Functions and procedures in VHDL, which are collectively known as subprograms, are directly analogous to functions and procedures in a high-level software programming language such as C or Pascal. A procedure is a subprogram that has an argument list consisting of inputs and outputs, and no return value. A function is a subprogram that has only inputs in its argument list, and has a return value.
Subprograms are useful for isolating commonly-used segments of VHDL source code. They can either be defined locally (within an architecture, for example), or they can be placed in a package and used globally throughout the design description or project.
Statements within a subprogram are sequential (like a process), regardless of where the subprogram is invoked. Subprograms can be invoked from within the concurrent area of an architecture or from within a sequential process or higher-level subprogram. They can also be invoked from within other subprograms.

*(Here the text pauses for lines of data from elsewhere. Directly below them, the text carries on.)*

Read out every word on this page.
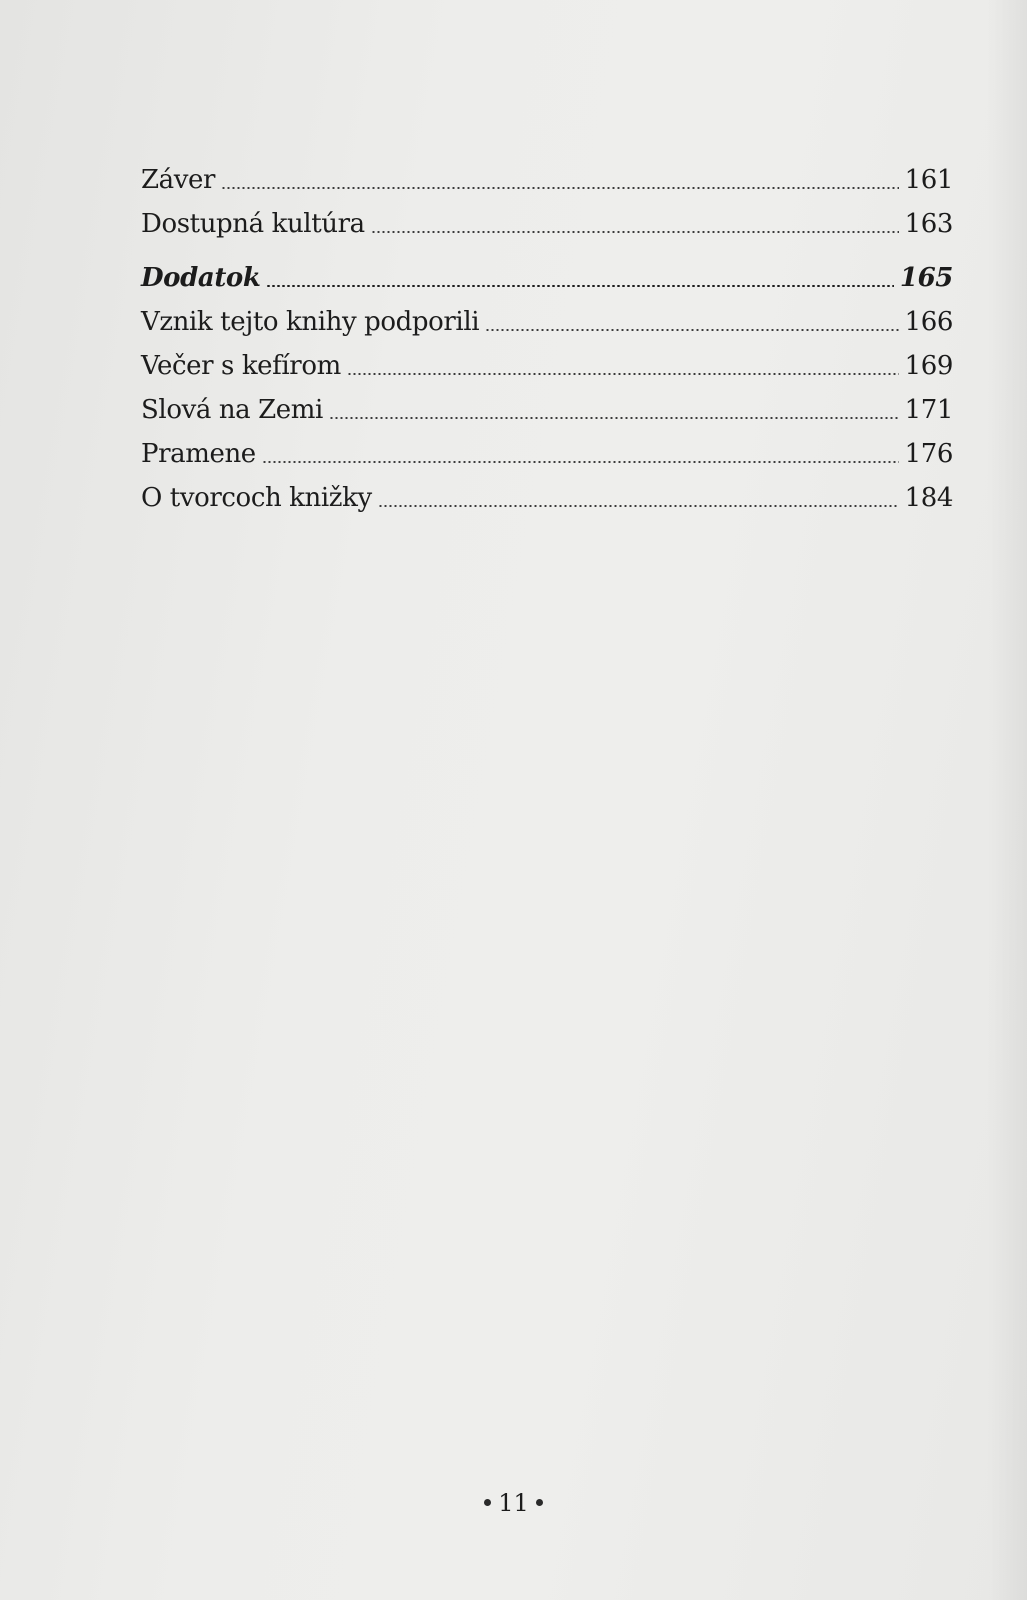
Záver	161
Dostupná kultúra	163
Dodatok	165
Vznik tejto knihy podporili	166
Večer s kefírom	169
Slová na Zemi	171
Pramene	176
O tvorcoch knižky	184
11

Subprograms are very much like processes in VHDL. In fact, any statement that you can enter in a VHDL process can also be entered in a function or procedure, with the exception of a wait statement (since a subprogram executes once each time it is invoked and cannot be suspended while it is executing). It is therefore useful to think of subprograms as processes that (1) have been located outside the body of an architecture, and (2) operate only on their input and (in the case of procedures) their output parameters.
Nesting of functions and procedures is allowed to any level of complexity, and recursion is also supported in the language. (Of course, if you expect to generate actual hardware from your VHDL descriptions using synthesis tools, then you will need to avoid writing recursive functions and procedures, as such descriptions are not synthesizable).